傅紫萱到的時候,周老太爺早已在屋裏等著了。
爺孫倆看到傅紫萱進來就像見到久違的親人,就像溺水的人見到稻草。
周老太爺急忙上前一步熱切地拉著傅紫萱的手不放,周景也一掃常年的陰霾,臉上也見了一絲紅潤,眼神也漸漸有了神采。
傅紫萱探過脈後,又按了幾處大穴,方問道:“老太爺可是把那兩樣東西都準備好了?”
“好了好了,都好了。都不是難製的東西,而且都是命人加緊做的,昨兒就得了。無憂你快看看,是不是你要的樣子。”
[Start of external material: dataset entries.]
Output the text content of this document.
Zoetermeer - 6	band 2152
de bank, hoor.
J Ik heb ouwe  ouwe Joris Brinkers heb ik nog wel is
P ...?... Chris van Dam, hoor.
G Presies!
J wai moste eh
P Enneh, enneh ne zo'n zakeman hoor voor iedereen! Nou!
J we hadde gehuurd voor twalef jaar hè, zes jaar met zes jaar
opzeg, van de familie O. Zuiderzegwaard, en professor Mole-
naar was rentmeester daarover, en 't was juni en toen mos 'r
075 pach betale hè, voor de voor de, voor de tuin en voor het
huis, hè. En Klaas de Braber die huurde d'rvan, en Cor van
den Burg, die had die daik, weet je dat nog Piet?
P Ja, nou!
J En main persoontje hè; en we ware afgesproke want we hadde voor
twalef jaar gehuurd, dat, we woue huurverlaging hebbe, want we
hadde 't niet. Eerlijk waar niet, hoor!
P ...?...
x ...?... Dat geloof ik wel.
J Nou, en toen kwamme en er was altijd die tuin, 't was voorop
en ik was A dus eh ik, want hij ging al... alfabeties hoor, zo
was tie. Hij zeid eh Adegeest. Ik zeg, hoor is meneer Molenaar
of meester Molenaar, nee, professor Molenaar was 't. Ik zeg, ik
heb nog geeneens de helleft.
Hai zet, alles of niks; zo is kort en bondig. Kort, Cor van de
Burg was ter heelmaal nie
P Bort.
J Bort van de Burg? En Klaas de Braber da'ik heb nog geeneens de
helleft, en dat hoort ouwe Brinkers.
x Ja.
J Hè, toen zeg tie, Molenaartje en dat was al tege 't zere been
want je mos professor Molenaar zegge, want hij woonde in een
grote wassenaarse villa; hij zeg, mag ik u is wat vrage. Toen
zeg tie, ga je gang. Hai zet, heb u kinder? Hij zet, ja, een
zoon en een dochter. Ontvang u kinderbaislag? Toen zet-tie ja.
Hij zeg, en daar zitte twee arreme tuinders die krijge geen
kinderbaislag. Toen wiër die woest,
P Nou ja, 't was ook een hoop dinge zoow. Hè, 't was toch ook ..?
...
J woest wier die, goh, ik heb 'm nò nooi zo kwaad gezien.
很快,就有兩個小廝抬了一個齊腰高的大木桶,及一張竹製的躺椅進來。
浴桶沒多大問題,按傅紫萱要的高度寬度做了就沒大錯。竹榻是準備用來給周景熏蒸藥浴的,跟尋常竹榻略有不同,整張竹榻都是鏤空不說,還要在全身大穴處留空,以便藥物能熏到穴道裏麵。而且還要能收縮升降。
傅紫萱仔細看了一下,發現做的比她想像的還要好。這果然是有錢好辦事,她很滿意。
把隨身帶來的藥草交給下人煮了大半浴桶,才讓周景全身脫得隻剩短褲,命人扶了他坐了進去。
隨後又在他頭頂及全身各處大穴紮了針,拔掉之後,又在十指劃了口放血……
一柱香之後,周景麵白體虛,臉上冷汗涔涔,快要虛脫之際,傅紫萱才讓人把他從浴桶裏撈了出來。
把他收拾幹靜之後,又把十個指頭止血包好,又隻著短褲,讓其平躺於竹榻之上。命人在竹榻下放了一長長的木槽,倒了煮好的熱氣騰騰黑乎乎的藥水熏蒸。
周景隻覺全身像是被馬匹輾過一樣,無處不痛,又像是連續幹了一天的重活,隻覺全身虛脫得都不像是自己的了。一會覺得頭重腳輕,如置身於水深火熱之中,一會又覺得全身輕飄飄地像要魂魄離體,全身軟綿綿使不上勁,連手指頭都動彈不得。